There are strong forces at work in this Crucible. The first is Miller’s play, a rather self-serving and long-winded text, particularly in the way it bangs the gong about John Proctor’s goodness. My skin always crawls when Elizabeth takes John’s unfaithfulness into her own burden of guilt. He cheated on you with a 17-year-old, Elizabeth! It’s okay to let him wear that. But as a play, boy oh boy, it’s like a slab of muscle. Tucker tries to affect its sense of gravid realism with nonrealistic staging choices, like a tableau in which an actor holds a slate that reads “The Crucible” over his head, or painfully bright lights, shining in our eyes, that make us all feel as though we’re being cross-examined. As the situation deteriorates, Tucker has people crawl across the floor like animals, or just shout. But the play itself yanks back. Scenes work best when they’re delivered without embroidery; otherwise, they falter. I love a bit of directorial manhandling, but here the play just fights it all to a draw.
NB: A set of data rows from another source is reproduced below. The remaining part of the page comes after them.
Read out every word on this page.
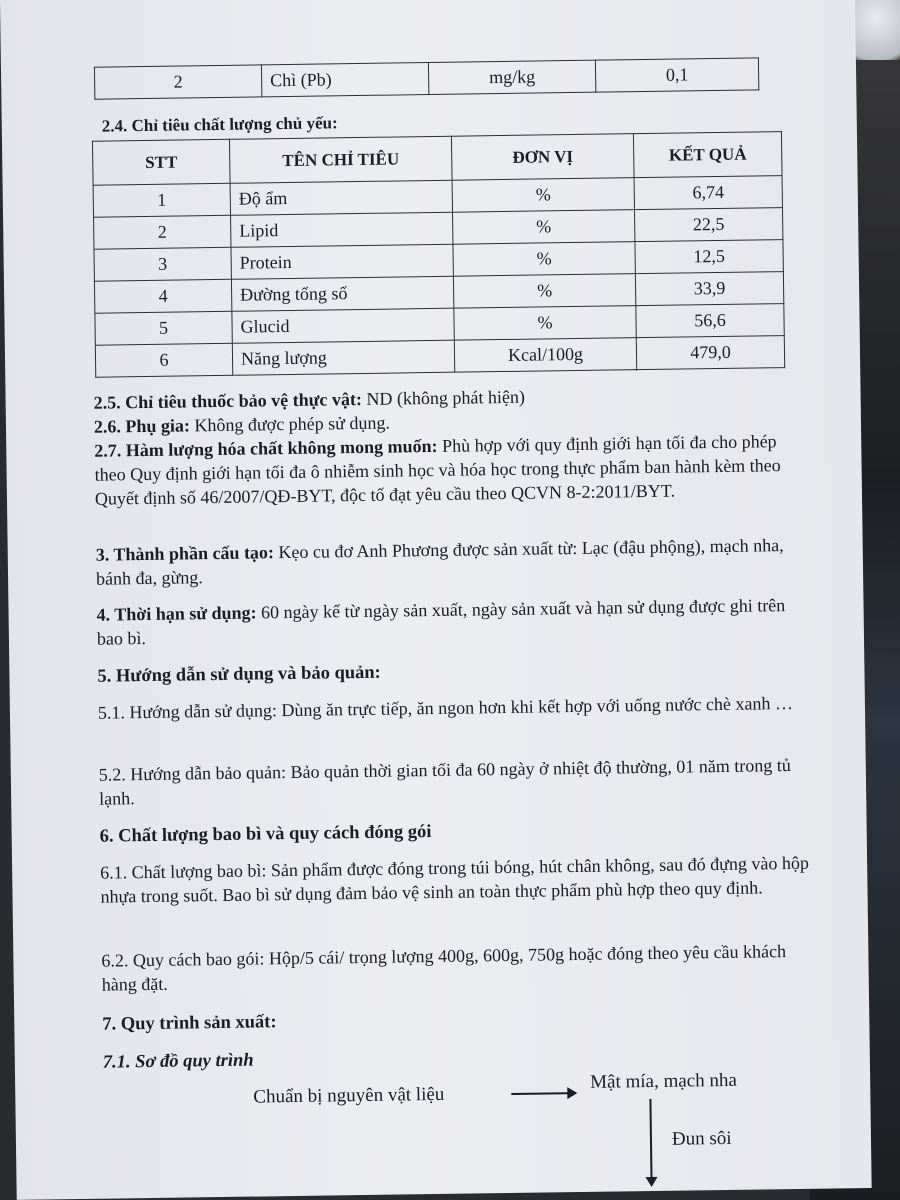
2	Chì (Pb)	mg/kg	0,1
2.4. Chỉ tiêu chất lượng chủ yếu:
STT	TÊN CHỈ TIÊU	ĐƠN VỊ	KẾT QUẢ
1	Độ ẩm	%	6,74
2	Lipid	%	22,5
3	Protein	%	12,5
4	Đường tổng số	%	33,9
5	Glucid	%	56,6
6	Năng lượng	Kcal/100g	479,0
2.5. Chỉ tiêu thuốc bảo vệ thực vật: ND (không phát hiện)
2.6. Phụ gia: Không được phép sử dụng.
2.7. Hàm lượng hóa chất không mong muốn: Phù hợp với quy định giới hạn tối đa cho phép theo Quy định giới hạn tối đa ô nhiễm sinh học và hóa học trong thực phẩm ban hành kèm theo Quyết định số 46/2007/QĐ-BYT, độc tố đạt yêu cầu theo QCVN 8-2:2011/BYT.
3. Thành phần cấu tạo: Kẹo cu đơ Anh Phương được sản xuất từ: Lạc (đậu phộng), mạch nha, bánh đa, gừng.
4. Thời hạn sử dụng: 60 ngày kể từ ngày sản xuất, ngày sản xuất và hạn sử dụng được ghi trên bao bì.
5. Hướng dẫn sử dụng và bảo quản:
5.1. Hướng dẫn sử dụng: Dùng ăn trực tiếp, ăn ngon hơn khi kết hợp với uống nước chè xanh …
5.2. Hướng dẫn bảo quản: Bảo quản thời gian tối đa 60 ngày ở nhiệt độ thường, 01 năm trong tủ lạnh.
6. Chất lượng bao bì và quy cách đóng gói
6.1. Chất lượng bao bì: Sản phẩm được đóng trong túi bóng, hút chân không, sau đó đựng vào hộp nhựa trong suốt. Bao bì sử dụng đảm bảo vệ sinh an toàn thực phẩm phù hợp theo quy định.
6.2. Quy cách bao gói: Hộp/5 cái/ trọng lượng 400g, 600g, 750g hoặc đóng theo yêu cầu khách hàng đặt.
7. Quy trình sản xuất:
7.1. Sơ đồ quy trình
Chuẩn bị nguyên vật liệu
Mật mía, mạch nha
Đun sôi
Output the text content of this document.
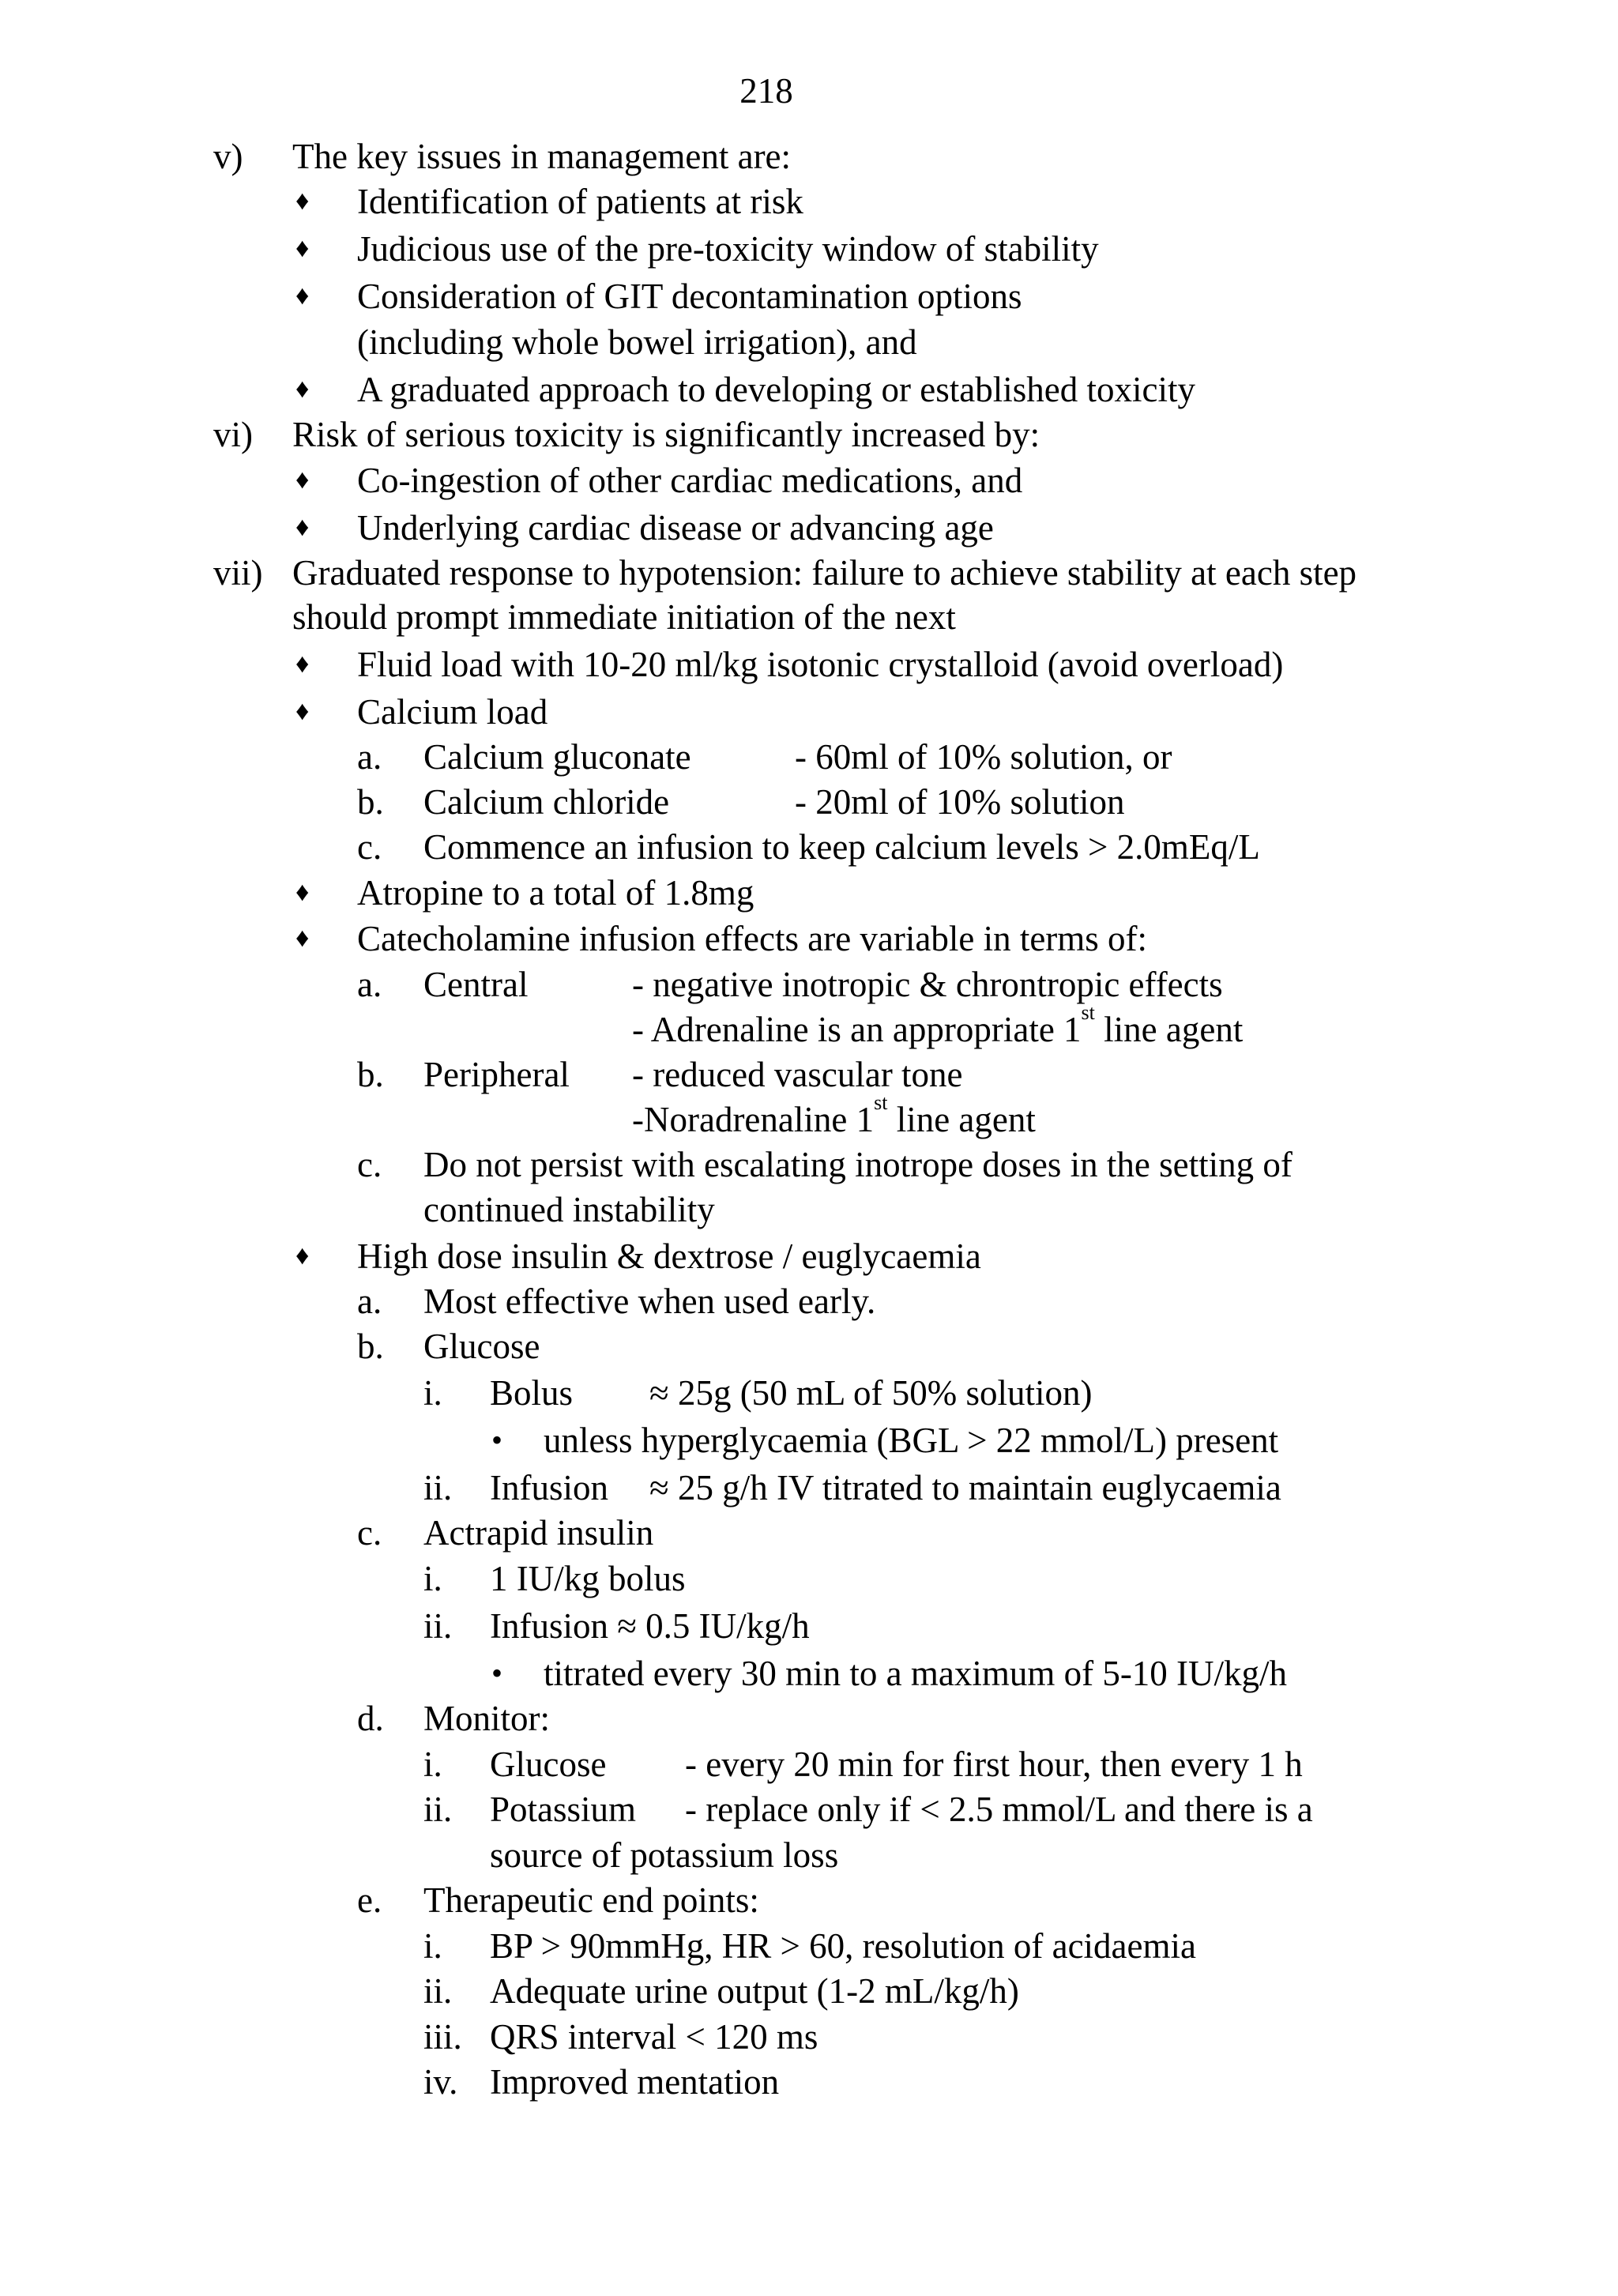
218
v) The key issues in management are:
♦ Identification of patients at risk
♦ Judicious use of the pre-toxicity window of stability
♦ Consideration of GIT decontamination options
(including whole bowel irrigation), and
♦ A graduated approach to developing or established toxicity
vi) Risk of serious toxicity is significantly increased by:
♦ Co-ingestion of other cardiac medications, and
♦ Underlying cardiac disease or advancing age
vii) Graduated response to hypotension: failure to achieve stability at each step
should prompt immediate initiation of the next
♦ Fluid load with 10-20 ml/kg isotonic crystalloid (avoid overload)
♦ Calcium load
a. Calcium gluconate	- 60ml of 10% solution, or
b. Calcium chloride	- 20ml of 10% solution
c. Commence an infusion to keep calcium levels > 2.0mEq/L
♦ Atropine to a total of 1.8mg
♦ Catecholamine infusion effects are variable in terms of:
a. Central	- negative inotropic & chrontropic effects
- Adrenaline is an appropriate 1st line agent
b. Peripheral - reduced vascular tone
-Noradrenaline 1st line agent
c. Do not persist with escalating inotrope doses in the setting of
continued instability
♦ High dose insulin & dextrose / euglycaemia
a. Most effective when used early.
b. Glucose
i. Bolus ≈ 25g (50 mL of 50% solution)
• unless hyperglycaemia (BGL > 22 mmol/L) present
ii. Infusion ≈ 25 g/h IV titrated to maintain euglycaemia
c. Actrapid insulin
i. 1 IU/kg bolus
ii. Infusion ≈ 0.5 IU/kg/h
• titrated every 30 min to a maximum of 5-10 IU/kg/h
d. Monitor:
i. Glucose - every 20 min for first hour, then every 1 h
ii. Potassium - replace only if < 2.5 mmol/L and there is a
source of potassium loss
e. Therapeutic end points:
i. BP > 90mmHg, HR > 60, resolution of acidaemia
ii. Adequate urine output (1-2 mL/kg/h)
iii. QRS interval < 120 ms
iv. Improved mentation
The other major force is Susannah Millonzi. There are several wonderful actors in the production — the great Paul Lazar weasels around as a judge with a keen sense of his own consequence; Tucker himself does a super, morally slippery Reverend Hale. All the women do extremely fine work, particularly Truett Felt — an Abigail who thinks she’s Saint Joan — and Shirine Babb, who beautifully conveys the terror of Tituba and the placid certainty of Rebecca Nurse. But Millonzi is something else altogether. She’s giving one of those performances of total transparency that come along very rarely. Thoughts and pain and memories move like storms across her stunned face, always leaving wreckage for the next storm to find. Her Elizabeth takes the play right away from John; I would say she even takes it away from Miller, who wanted to reserve the great part for the guy. If the text is a muscle, Millonzi is its bones. For John and for Miller, the “crucible” is the pressure of decision, the moment the honorable man proves his honor through sacrifice. For the first time, I’ve seen an Elizabeth who seems to have been in her own different sort of crucible even before the show starts. Certainly she seems to have been burned clean — purer and finer than almost everything around her.
The Underlying Chris is at Second Stage through December 15.
The Crucible is at the Connelly Theater through December 29.